The analysis used systematic qualitative and quantitative methods by experts at the University of Texas at Austin and the University of Michigan to examine five decades of research involving more than 160,000 children.
The researchers call it the most complete analysis to date of the outcomes associated with spanking, and more specific to the effects of spanking alone than previous papers, which included other types of physical punishment in their analyses.
“Our analysis focuses on what most Americans would recognize as spanking and not on potentially abusive behaviours,” says Elizabeth Gershoff, associate professor of human development and family sciences at the University of Texas at Austin.
“We found that spanking was associated with unintended detrimental outcomes and was not associated with more immediate or long-term compliance, which are parents’ intended outcomes when they discipline their children.”
Gershoff and co-author Andrew Grogan-Kaylor, an associate professor at the University of Michigan School of Social Work, found that spanking (defined as an open-handed hit on the behind or extremities) was significantly linked with 13 of the 17 outcomes they examined, all in the direction of detrimental outcomes.
“The upshot of the study is that spanking increases the likelihood of a wide variety of undesired outcomes for children.
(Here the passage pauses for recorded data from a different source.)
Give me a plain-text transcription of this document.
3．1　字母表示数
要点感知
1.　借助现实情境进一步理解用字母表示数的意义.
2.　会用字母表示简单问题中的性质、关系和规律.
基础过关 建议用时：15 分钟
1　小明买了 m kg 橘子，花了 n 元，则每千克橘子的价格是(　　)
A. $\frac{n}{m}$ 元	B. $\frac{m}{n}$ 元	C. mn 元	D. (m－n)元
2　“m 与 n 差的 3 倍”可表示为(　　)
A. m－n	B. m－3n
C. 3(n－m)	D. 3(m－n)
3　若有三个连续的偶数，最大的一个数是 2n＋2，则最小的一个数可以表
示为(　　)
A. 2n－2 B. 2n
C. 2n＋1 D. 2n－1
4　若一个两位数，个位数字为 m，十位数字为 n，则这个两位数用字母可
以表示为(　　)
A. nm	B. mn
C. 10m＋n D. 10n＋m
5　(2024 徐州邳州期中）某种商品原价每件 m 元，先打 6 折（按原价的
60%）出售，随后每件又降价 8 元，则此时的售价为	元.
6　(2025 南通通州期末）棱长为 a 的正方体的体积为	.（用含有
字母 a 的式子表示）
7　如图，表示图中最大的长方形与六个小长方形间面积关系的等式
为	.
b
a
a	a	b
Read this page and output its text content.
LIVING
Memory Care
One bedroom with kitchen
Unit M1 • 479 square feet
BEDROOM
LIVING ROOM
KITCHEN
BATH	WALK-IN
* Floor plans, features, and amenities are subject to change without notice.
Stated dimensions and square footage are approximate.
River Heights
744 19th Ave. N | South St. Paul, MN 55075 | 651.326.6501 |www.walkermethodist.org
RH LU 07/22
Spanking thus does the opposite of what parents usually want it to do,” said Grogan-Kaylor.
Gershoff and Grogan-Kaylor tested for some long-term effects among adults who were spanked as children. The more they were spanked, the more likely they were to exhibit anti-social behaviour and to experience mental health problems.
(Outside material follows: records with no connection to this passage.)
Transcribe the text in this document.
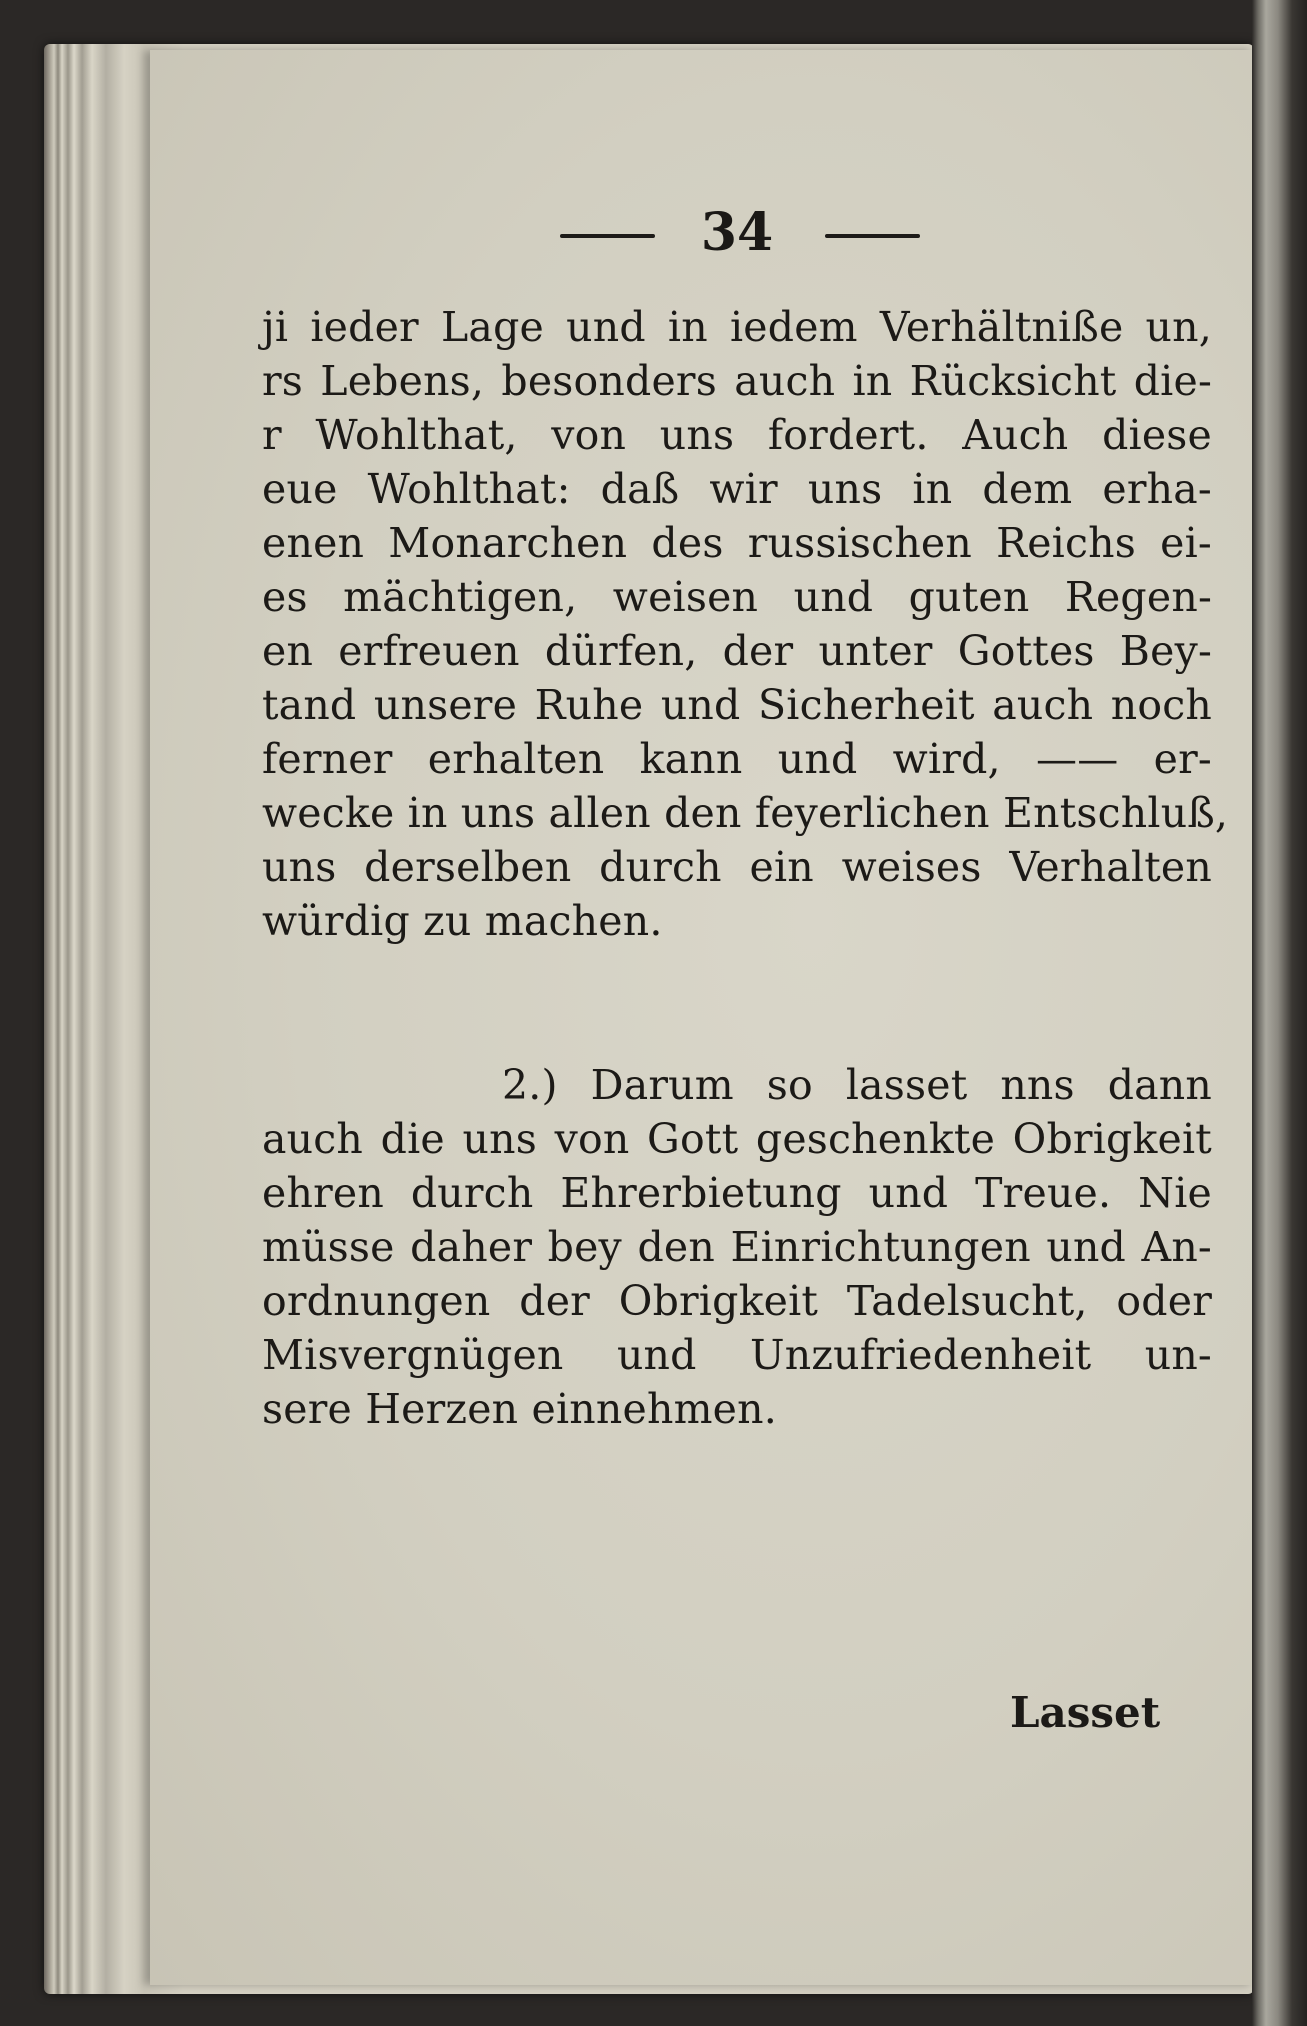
34
ji ieder Lage und in iedem Verhältniße un,
rs Lebens, besonders auch in Rücksicht die-
r Wohlthat, von uns fordert. Auch diese
eue Wohlthat: daß wir uns in dem erha-
enen Monarchen des russischen Reichs ei-
es mächtigen, weisen und guten Regen-
en erfreuen dürfen, der unter Gottes Bey-
tand unsere Ruhe und Sicherheit auch noch
ferner erhalten kann und wird, —— er-
wecke in uns allen den feyerlichen Entschluß,
uns derselben durch ein weises Verhalten
würdig zu machen.
2.) Darum so lasset nns dann
auch die uns von Gott geschenkte Obrigkeit
ehren durch Ehrerbietung und Treue. Nie
müsse daher bey den Einrichtungen und An-
ordnungen der Obrigkeit Tadelsucht, oder
Misvergnügen und Unzufriedenheit un-
sere Herzen einnehmen.
Lasset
They were also more likely to support physical punishment for their own children, which highlights one of the key ways that attitudes toward physical punishment are passed from generation to generation.
The researchers looked at a wide range of studies and noted that spanking was associated with negative outcomes consistently and across all types of studies, including those using the strongest methodologies such as longitudinal or experimental designs.
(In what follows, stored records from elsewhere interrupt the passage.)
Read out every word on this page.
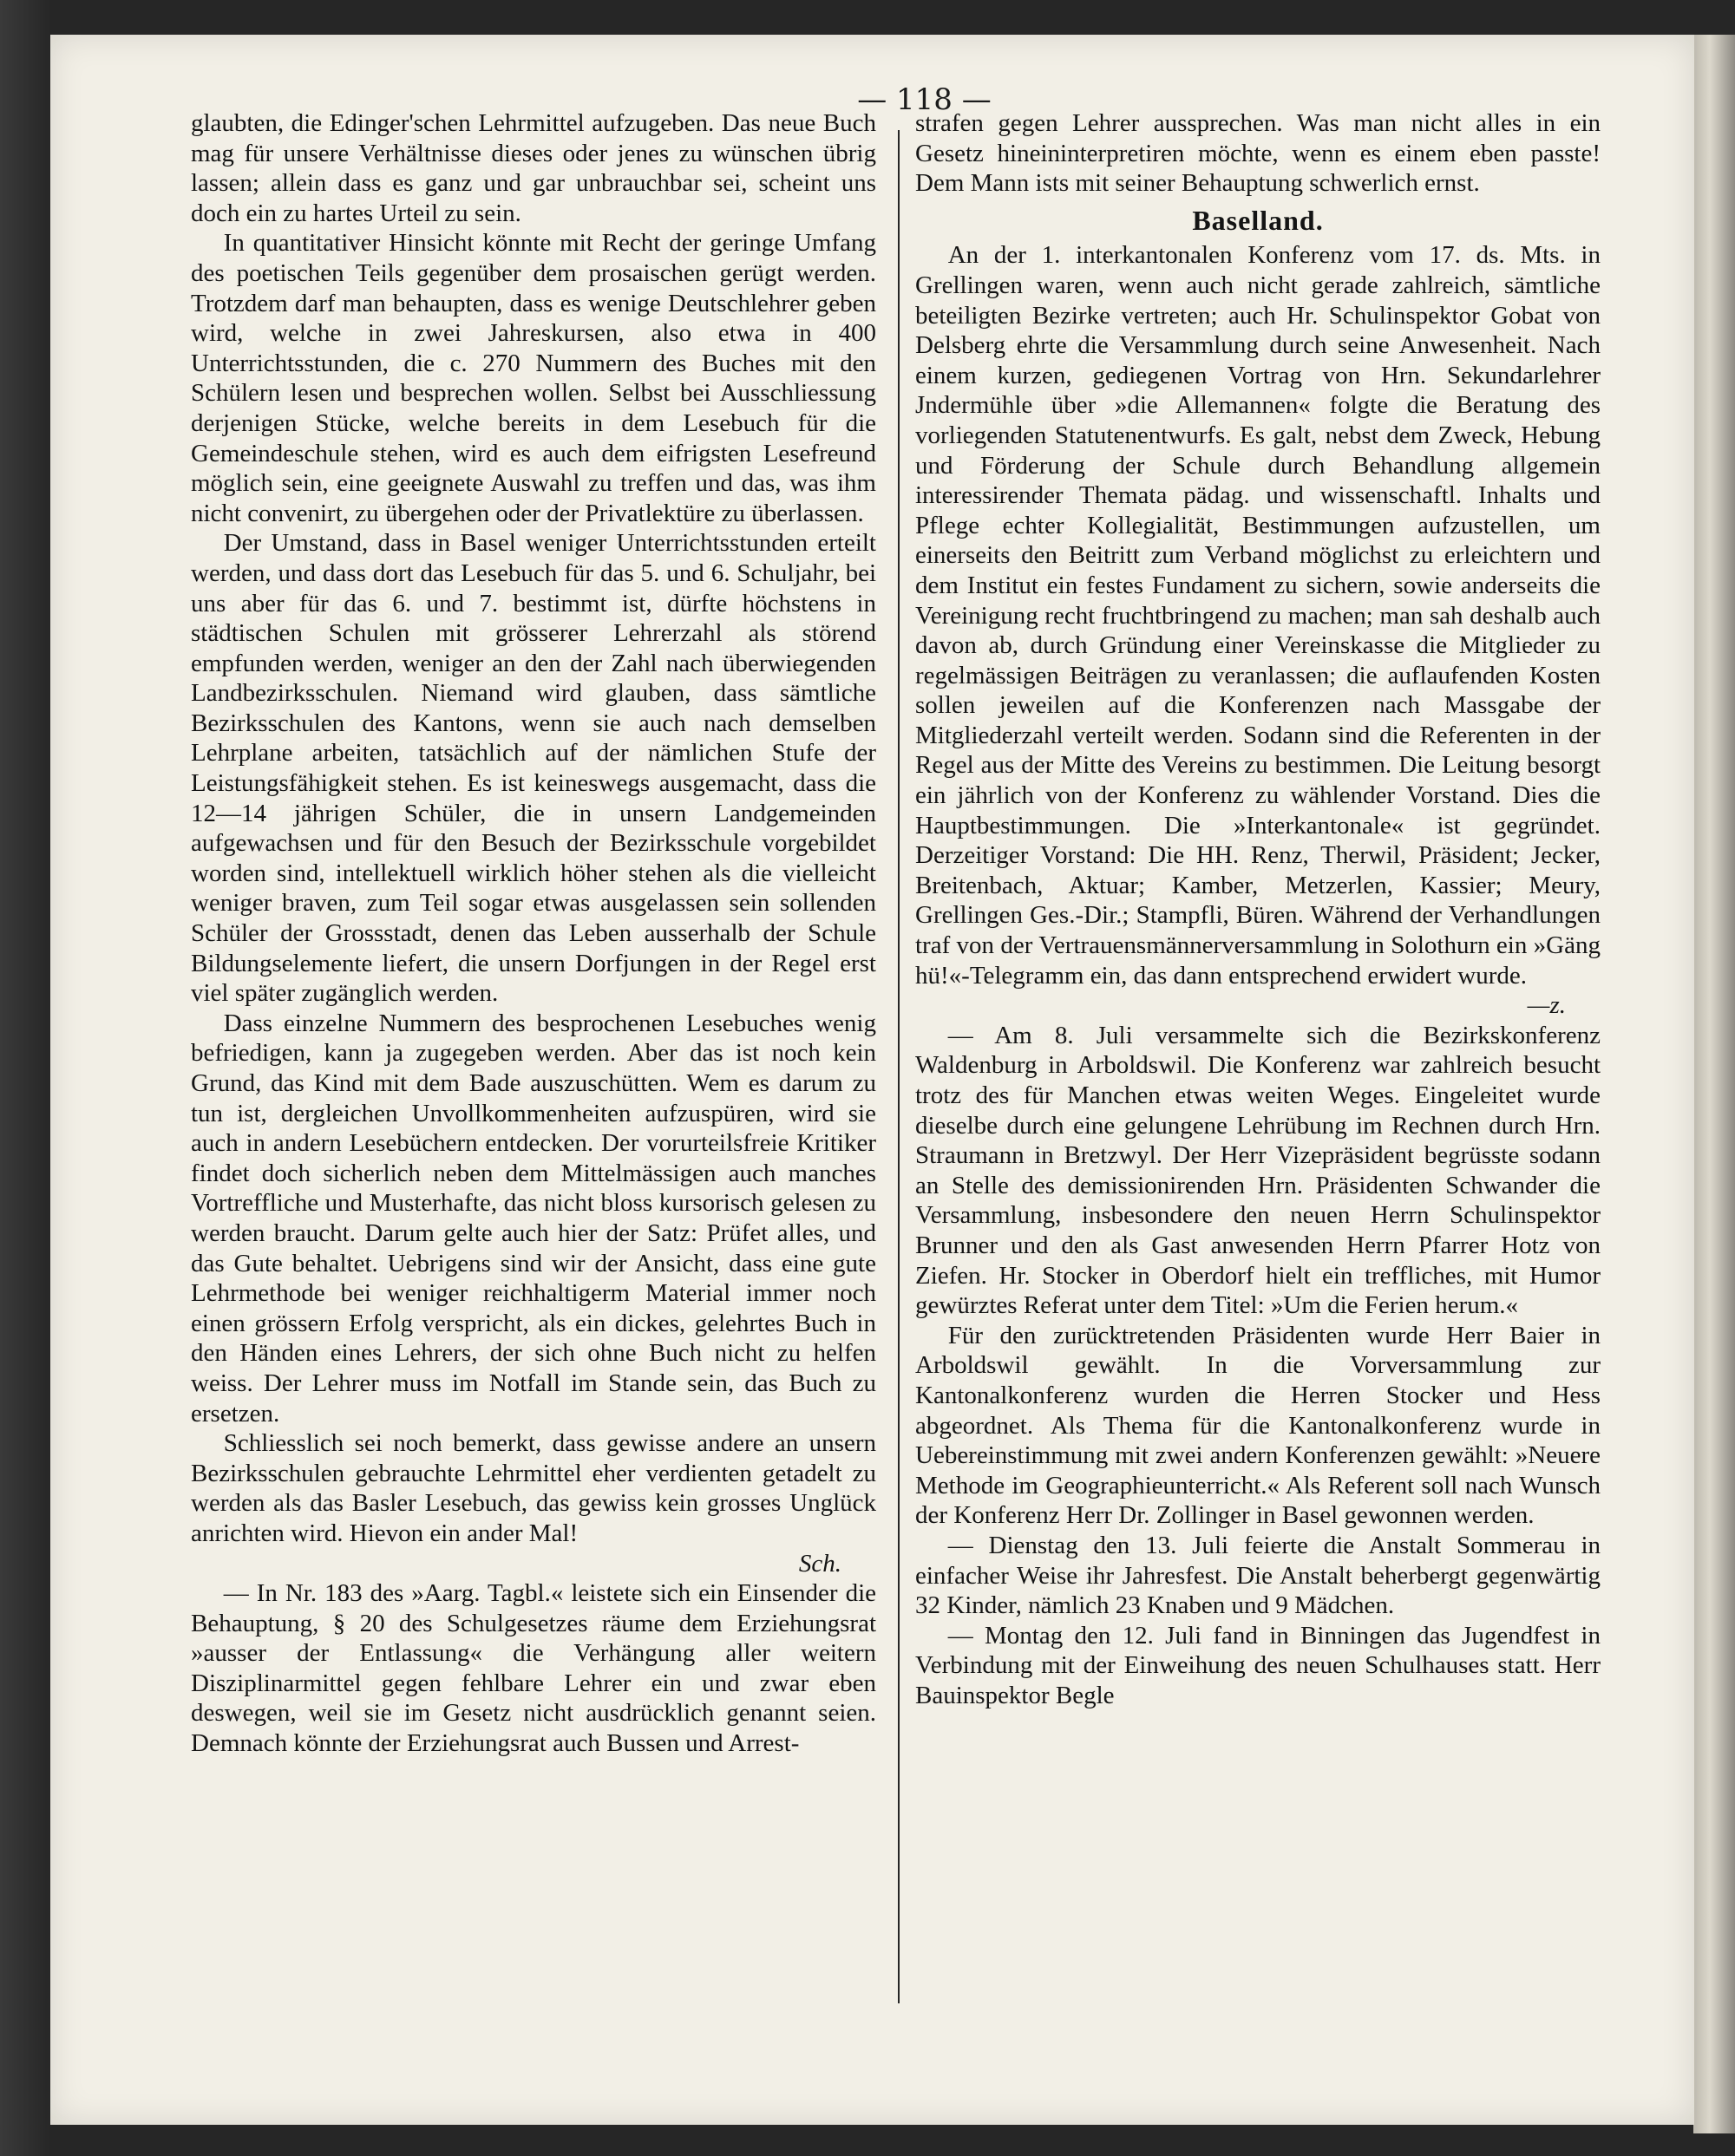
— 118 —

glaubten, die Edinger'schen Lehrmittel aufzugeben. Das neue Buch mag für unsere Verhältnisse dieses oder jenes zu wünschen übrig lassen; allein dass es ganz und gar unbrauchbar sei, scheint uns doch ein zu hartes Urteil zu sein.

In quantitativer Hinsicht könnte mit Recht der geringe Umfang des poetischen Teils gegenüber dem prosaischen gerügt werden. Trotzdem darf man behaupten, dass es wenige Deutschlehrer geben wird, welche in zwei Jahreskursen, also etwa in 400 Unterrichtsstunden, die c. 270 Nummern des Buches mit den Schülern lesen und besprechen wollen. Selbst bei Ausschliessung derjenigen Stücke, welche bereits in dem Lesebuch für die Gemeindeschule stehen, wird es auch dem eifrigsten Lesefreund möglich sein, eine geeignete Auswahl zu treffen und das, was ihm nicht convenirt, zu übergehen oder der Privatlektüre zu überlassen.

Der Umstand, dass in Basel weniger Unterrichtsstunden erteilt werden, und dass dort das Lesebuch für das 5. und 6. Schuljahr, bei uns aber für das 6. und 7. bestimmt ist, dürfte höchstens in städtischen Schulen mit grösserer Lehrerzahl als störend empfunden werden, weniger an den der Zahl nach überwiegenden Landbezirksschulen. Niemand wird glauben, dass sämtliche Bezirksschulen des Kantons, wenn sie auch nach demselben Lehrplane arbeiten, tatsächlich auf der nämlichen Stufe der Leistungsfähigkeit stehen. Es ist keineswegs ausgemacht, dass die 12—14 jährigen Schüler, die in unsern Landgemeinden aufgewachsen und für den Besuch der Bezirksschule vorgebildet worden sind, intellektuell wirklich höher stehen als die vielleicht weniger braven, zum Teil sogar etwas ausgelassen sein sollenden Schüler der Grossstadt, denen das Leben ausserhalb der Schule Bildungselemente liefert, die unsern Dorfjungen in der Regel erst viel später zugänglich werden.

Dass einzelne Nummern des besprochenen Lesebuches wenig befriedigen, kann ja zugegeben werden. Aber das ist noch kein Grund, das Kind mit dem Bade auszuschütten. Wem es darum zu tun ist, dergleichen Unvollkommenheiten aufzuspüren, wird sie auch in andern Lesebüchern entdecken. Der vorurteilsfreie Kritiker findet doch sicherlich neben dem Mittelmässigen auch manches Vortreffliche und Musterhafte, das nicht bloss kursorisch gelesen zu werden braucht. Darum gelte auch hier der Satz: Prüfet alles, und das Gute behaltet. Uebrigens sind wir der Ansicht, dass eine gute Lehrmethode bei weniger reichhaltigerm Material immer noch einen grössern Erfolg verspricht, als ein dickes, gelehrtes Buch in den Händen eines Lehrers, der sich ohne Buch nicht zu helfen weiss. Der Lehrer muss im Notfall im Stande sein, das Buch zu ersetzen.

Schliesslich sei noch bemerkt, dass gewisse andere an unsern Bezirksschulen gebrauchte Lehrmittel eher verdienten getadelt zu werden als das Basler Lesebuch, das gewiss kein grosses Unglück anrichten wird. Hievon ein ander Mal!

Sch.

— In Nr. 183 des »Aarg. Tagbl.« leistete sich ein Einsender die Behauptung, § 20 des Schulgesetzes räume dem Erziehungsrat »ausser der Entlassung« die Verhängung aller weitern Disziplinarmittel gegen fehlbare Lehrer ein und zwar eben deswegen, weil sie im Gesetz nicht ausdrücklich genannt seien. Demnach könnte der Erziehungsrat auch Bussen und Arrest-

strafen gegen Lehrer aussprechen. Was man nicht alles in ein Gesetz hineininterpretiren möchte, wenn es einem eben passte! Dem Mann ists mit seiner Behauptung schwerlich ernst.

Baselland.

An der 1. interkantonalen Konferenz vom 17. ds. Mts. in Grellingen waren, wenn auch nicht gerade zahlreich, sämtliche beteiligten Bezirke vertreten; auch Hr. Schulinspektor Gobat von Delsberg ehrte die Versammlung durch seine Anwesenheit. Nach einem kurzen, gediegenen Vortrag von Hrn. Sekundarlehrer Jndermühle über »die Allemannen« folgte die Beratung des vorliegenden Statutenentwurfs. Es galt, nebst dem Zweck, Hebung und Förderung der Schule durch Behandlung allgemein interessirender Themata pädag. und wissenschaftl. Inhalts und Pflege echter Kollegialität, Bestimmungen aufzustellen, um einerseits den Beitritt zum Verband möglichst zu erleichtern und dem Institut ein festes Fundament zu sichern, sowie anderseits die Vereinigung recht fruchtbringend zu machen; man sah deshalb auch davon ab, durch Gründung einer Vereinskasse die Mitglieder zu regelmässigen Beiträgen zu veranlassen; die auflaufenden Kosten sollen jeweilen auf die Konferenzen nach Massgabe der Mitgliederzahl verteilt werden. Sodann sind die Referenten in der Regel aus der Mitte des Vereins zu bestimmen. Die Leitung besorgt ein jährlich von der Konferenz zu wählender Vorstand. Dies die Hauptbestimmungen. Die »Interkantonale« ist gegründet. Derzeitiger Vorstand: Die HH. Renz, Therwil, Präsident; Jecker, Breitenbach, Aktuar; Kamber, Metzerlen, Kassier; Meury, Grellingen Ges.-Dir.; Stampfli, Büren. Während der Verhandlungen traf von der Vertrauensmännerversammlung in Solothurn ein »Gäng hü!«-Telegramm ein, das dann entsprechend erwidert wurde.

—z.

— Am 8. Juli versammelte sich die Bezirkskonferenz Waldenburg in Arboldswil. Die Konferenz war zahlreich besucht trotz des für Manchen etwas weiten Weges. Eingeleitet wurde dieselbe durch eine gelungene Lehrübung im Rechnen durch Hrn. Straumann in Bretzwyl. Der Herr Vizepräsident begrüsste sodann an Stelle des demissionirenden Hrn. Präsidenten Schwander die Versammlung, insbesondere den neuen Herrn Schulinspektor Brunner und den als Gast anwesenden Herrn Pfarrer Hotz von Ziefen. Hr. Stocker in Oberdorf hielt ein treffliches, mit Humor gewürztes Referat unter dem Titel: »Um die Ferien herum.«

Für den zurücktretenden Präsidenten wurde Herr Baier in Arboldswil gewählt. In die Vorversammlung zur Kantonalkonferenz wurden die Herren Stocker und Hess abgeordnet. Als Thema für die Kantonalkonferenz wurde in Uebereinstimmung mit zwei andern Konferenzen gewählt: »Neuere Methode im Geographieunterricht.« Als Referent soll nach Wunsch der Konferenz Herr Dr. Zollinger in Basel gewonnen werden.

— Dienstag den 13. Juli feierte die Anstalt Sommerau in einfacher Weise ihr Jahresfest. Die Anstalt beherbergt gegenwärtig 32 Kinder, nämlich 23 Knaben und 9 Mädchen.

— Montag den 12. Juli fand in Binningen das Jugendfest in Verbindung mit der Einweihung des neuen Schulhauses statt. Herr Bauinspektor Begle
As many as 80% of parents worldwide spank their children, including many in the Caribbean, according to a 2014 UNICEF report.
Gershoff notes that this persistence of spanking is despite the fact there is no clear evidence of positive effects from spanking and ample evidence that it poses a risk of harm to children’s behaviour and development.
Both spanking and physical abuse were associated with the same detrimental child outcomes in the same direction and nearly the same strength.
“We as a society think of spanking and physical abuse as distinct behaviours,” she says. “Yet our research shows that spanking is linked with the same negative child outcomes as abuse, just to a slightly lesser degree.”
The study results are consistent with a report released recently by the Centres for Disease Control and Prevention that called for “public engagement and education campaigns and legislative approaches to reduce corporal punishment,” including spanking, as a means of reducing physical child abuse.
Gershoff added: “We hope that our study can help educate parents about the potential harms of spanking and prompt them to try positive and non-punitive forms of discipline.”
An earlier study by researchers at the University of Michigan found that 30% of one-year-old children were spanked at least once in the past month by their mother, father or both parents.
A long-time topic of debate, spanking children is a common practice among U.S. parents. Previous research has focused on disciplining children as young as age three, in part because spanking is common among children of this age.
Researchers examined 2,788 families who participated in a longitudinal study of new births in urban areas. The study indicated that spanking by the child’s mother, father or mother’s current partner when the child was a year old was linked to Child Protective Services’ involvement between ages one and five. During that time, 10% of the families received at least one visit by Child Protective Services.
Social work professors Shawna Lee and Grogan-Kaylor say spanking babies is particularly misguided and potentially harmful, and may set off a cascade of inappropriate parental behaviour.